A ideia de que alguma IA ‘imagina’ uma cena do zero parece impossível. Mas a resposta é um processo chamado difusão — e é bizarro, mas funciona.
Difusão: partindo da TV chiando
O modelo começa com ruído puro — uma imagem que parece TV sem sinal, tudo granulado e aleatório. A partir daí, ele vai removendo o ruído passo a passo, guiado pelo texto que você digitou.

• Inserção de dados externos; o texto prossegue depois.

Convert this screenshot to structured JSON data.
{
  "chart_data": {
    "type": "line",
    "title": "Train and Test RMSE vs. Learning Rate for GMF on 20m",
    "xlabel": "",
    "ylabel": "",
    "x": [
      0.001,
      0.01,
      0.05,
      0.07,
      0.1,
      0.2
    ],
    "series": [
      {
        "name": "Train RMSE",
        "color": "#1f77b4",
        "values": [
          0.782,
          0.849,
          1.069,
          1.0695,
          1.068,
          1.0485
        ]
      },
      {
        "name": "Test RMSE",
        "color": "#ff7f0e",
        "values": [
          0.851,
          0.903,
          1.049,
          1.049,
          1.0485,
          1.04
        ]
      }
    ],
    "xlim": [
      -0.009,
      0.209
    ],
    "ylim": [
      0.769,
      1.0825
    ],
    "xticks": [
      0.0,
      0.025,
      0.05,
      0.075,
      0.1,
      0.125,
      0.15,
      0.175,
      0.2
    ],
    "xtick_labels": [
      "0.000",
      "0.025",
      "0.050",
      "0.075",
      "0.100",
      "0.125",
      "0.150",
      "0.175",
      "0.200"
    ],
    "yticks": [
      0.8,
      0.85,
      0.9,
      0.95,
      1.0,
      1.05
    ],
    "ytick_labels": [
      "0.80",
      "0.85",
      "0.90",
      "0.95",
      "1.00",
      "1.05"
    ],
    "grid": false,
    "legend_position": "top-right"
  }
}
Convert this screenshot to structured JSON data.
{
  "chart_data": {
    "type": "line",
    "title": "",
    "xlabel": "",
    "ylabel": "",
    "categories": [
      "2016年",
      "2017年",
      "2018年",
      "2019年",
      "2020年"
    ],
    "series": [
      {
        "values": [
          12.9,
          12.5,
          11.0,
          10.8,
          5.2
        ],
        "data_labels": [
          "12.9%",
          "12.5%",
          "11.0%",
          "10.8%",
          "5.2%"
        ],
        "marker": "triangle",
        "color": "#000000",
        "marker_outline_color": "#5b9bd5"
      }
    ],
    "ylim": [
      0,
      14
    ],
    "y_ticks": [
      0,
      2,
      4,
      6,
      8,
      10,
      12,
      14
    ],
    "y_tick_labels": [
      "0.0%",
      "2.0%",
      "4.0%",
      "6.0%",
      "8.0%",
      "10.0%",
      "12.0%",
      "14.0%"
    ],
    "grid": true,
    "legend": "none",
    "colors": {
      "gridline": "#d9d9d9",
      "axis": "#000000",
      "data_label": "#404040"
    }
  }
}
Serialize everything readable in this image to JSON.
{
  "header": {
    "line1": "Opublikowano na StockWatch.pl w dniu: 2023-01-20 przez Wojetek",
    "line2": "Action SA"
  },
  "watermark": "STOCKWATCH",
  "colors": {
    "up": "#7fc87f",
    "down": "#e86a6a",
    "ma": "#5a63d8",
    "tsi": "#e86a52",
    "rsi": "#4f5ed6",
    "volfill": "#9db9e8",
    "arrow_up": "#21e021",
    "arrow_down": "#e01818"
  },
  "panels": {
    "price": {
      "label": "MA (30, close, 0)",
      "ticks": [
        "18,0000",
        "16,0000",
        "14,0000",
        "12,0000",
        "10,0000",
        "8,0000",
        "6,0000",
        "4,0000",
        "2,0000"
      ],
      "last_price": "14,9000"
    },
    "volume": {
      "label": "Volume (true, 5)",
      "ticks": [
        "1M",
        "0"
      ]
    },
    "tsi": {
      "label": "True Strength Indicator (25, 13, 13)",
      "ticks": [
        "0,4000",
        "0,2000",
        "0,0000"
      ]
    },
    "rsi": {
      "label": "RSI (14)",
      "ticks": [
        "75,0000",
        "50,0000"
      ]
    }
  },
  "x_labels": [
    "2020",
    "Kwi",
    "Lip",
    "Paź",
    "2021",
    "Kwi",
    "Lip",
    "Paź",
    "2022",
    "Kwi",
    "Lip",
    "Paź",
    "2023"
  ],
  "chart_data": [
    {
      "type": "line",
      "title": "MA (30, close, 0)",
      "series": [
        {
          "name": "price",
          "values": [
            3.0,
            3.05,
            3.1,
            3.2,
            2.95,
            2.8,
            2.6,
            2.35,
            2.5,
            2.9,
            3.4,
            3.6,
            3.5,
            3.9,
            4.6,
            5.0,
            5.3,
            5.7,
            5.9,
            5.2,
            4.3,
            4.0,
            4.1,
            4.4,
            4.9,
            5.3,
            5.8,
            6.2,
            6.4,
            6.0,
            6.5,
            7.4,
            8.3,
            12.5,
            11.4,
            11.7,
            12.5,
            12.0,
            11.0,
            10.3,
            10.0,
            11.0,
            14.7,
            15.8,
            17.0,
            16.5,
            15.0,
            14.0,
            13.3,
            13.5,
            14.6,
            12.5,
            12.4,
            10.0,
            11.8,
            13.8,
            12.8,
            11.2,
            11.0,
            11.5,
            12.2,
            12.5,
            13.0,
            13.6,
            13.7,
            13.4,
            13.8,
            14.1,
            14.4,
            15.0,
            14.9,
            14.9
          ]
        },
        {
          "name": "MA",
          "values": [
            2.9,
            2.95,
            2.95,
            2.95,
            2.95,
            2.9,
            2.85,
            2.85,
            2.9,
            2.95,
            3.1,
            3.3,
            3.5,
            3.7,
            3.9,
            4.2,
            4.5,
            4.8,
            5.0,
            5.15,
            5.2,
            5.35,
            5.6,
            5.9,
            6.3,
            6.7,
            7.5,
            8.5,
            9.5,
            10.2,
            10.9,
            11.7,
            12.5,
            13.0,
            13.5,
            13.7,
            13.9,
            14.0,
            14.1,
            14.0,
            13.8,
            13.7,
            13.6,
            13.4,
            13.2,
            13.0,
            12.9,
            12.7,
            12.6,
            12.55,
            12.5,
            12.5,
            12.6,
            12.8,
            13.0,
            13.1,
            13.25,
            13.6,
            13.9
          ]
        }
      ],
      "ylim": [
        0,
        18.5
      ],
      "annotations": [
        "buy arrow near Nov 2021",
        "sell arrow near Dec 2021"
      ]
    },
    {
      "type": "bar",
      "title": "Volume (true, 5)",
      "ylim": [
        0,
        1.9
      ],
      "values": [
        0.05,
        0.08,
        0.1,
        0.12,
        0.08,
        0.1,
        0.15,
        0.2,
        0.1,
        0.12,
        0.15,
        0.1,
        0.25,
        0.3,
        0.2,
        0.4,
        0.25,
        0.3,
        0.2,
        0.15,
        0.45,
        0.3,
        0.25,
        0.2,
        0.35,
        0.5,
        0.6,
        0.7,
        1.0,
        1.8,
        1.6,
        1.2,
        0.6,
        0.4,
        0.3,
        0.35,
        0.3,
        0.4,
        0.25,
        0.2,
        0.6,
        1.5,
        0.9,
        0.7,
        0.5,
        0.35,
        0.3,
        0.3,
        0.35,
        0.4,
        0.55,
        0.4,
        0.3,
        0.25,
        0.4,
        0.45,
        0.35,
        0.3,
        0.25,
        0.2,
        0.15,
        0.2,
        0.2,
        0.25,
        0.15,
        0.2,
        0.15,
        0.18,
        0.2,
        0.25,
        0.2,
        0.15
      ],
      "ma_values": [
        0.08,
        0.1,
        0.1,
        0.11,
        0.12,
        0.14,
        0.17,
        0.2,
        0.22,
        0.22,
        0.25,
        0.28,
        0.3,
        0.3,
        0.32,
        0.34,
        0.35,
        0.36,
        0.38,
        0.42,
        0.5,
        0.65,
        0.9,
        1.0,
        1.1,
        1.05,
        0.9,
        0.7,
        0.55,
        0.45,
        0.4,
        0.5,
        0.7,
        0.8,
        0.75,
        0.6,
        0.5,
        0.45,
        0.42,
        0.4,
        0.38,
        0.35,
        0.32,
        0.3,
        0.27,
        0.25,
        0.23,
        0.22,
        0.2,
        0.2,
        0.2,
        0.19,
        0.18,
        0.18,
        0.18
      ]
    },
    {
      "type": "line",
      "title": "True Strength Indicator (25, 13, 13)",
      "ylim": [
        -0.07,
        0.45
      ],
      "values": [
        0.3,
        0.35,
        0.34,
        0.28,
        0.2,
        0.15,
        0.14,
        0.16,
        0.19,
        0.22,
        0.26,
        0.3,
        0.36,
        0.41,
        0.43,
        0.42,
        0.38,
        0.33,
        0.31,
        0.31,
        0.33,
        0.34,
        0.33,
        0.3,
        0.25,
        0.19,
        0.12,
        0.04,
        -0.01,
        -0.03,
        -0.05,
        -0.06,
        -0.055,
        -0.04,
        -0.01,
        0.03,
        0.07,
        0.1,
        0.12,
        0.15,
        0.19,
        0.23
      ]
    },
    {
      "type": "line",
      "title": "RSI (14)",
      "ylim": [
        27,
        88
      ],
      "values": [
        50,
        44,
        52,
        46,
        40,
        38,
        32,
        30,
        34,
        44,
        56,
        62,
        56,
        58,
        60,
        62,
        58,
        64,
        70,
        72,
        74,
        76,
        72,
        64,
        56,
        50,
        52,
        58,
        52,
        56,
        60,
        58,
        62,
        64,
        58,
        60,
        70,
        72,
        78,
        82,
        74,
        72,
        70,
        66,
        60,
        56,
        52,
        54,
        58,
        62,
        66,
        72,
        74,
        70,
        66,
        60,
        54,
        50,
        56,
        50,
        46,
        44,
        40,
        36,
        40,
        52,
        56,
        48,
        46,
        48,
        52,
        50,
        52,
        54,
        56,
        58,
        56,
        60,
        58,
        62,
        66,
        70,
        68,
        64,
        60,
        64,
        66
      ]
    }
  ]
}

A cada iteração, tira um pouquinho do chiado e vai aproximando da imagem final. Depois de dezenas de passos, o gato astronauta aparece. É como um escultor que começa com um bloco de pedra irregular e vai talhando até o leão emergir.
Como a IA sabe o que é ‘gato’ e o que é ‘astronauta’?
Ela foi treinada vendo milhões de pares imagem + legenda. Aprendeu que ‘gato’ é bichinho de quatro patas, orelhas pontudas, rabo. ‘Astronauta’ é capacete branco, roupa volumosa, espaço. Quando você junta os dois, ela combina os padrões visuais — pega a textura do gato e coloca dentro da roupa do astronauta. É combinação de padrões, não criatividade.
Os grandes nomes
Não é só uma ferramenta — é um mercado inteiro:
- DALL-E (OpenAI) — o mais famoso, integrado no ChatGPT
- Midjourney — queridinho de artistas pelo estilo estilizado
- Stable Diffusion — open-source, roda no seu PC
- Imagen (Google) — o motor do Google
Cada um tem estilo, qualidade, e limitações diferentes. Mas todos usam variações da mesma ideia: partir do ruído e esculpir até a imagem emergir do texto.
Resumo: IA não ‘imagina’ — ela parte de neve de TV e vai limpando o ruído até a imagem que seu texto descreve surgir. Treinada com milhões de pares imagem-texto, ela aprendeu os padrões visuais de tudo que você consegue descrever. E é por isso que ‘gato astronauta’ sai perfeito — porque tudo que ela faz é combinar padrões aprendidos.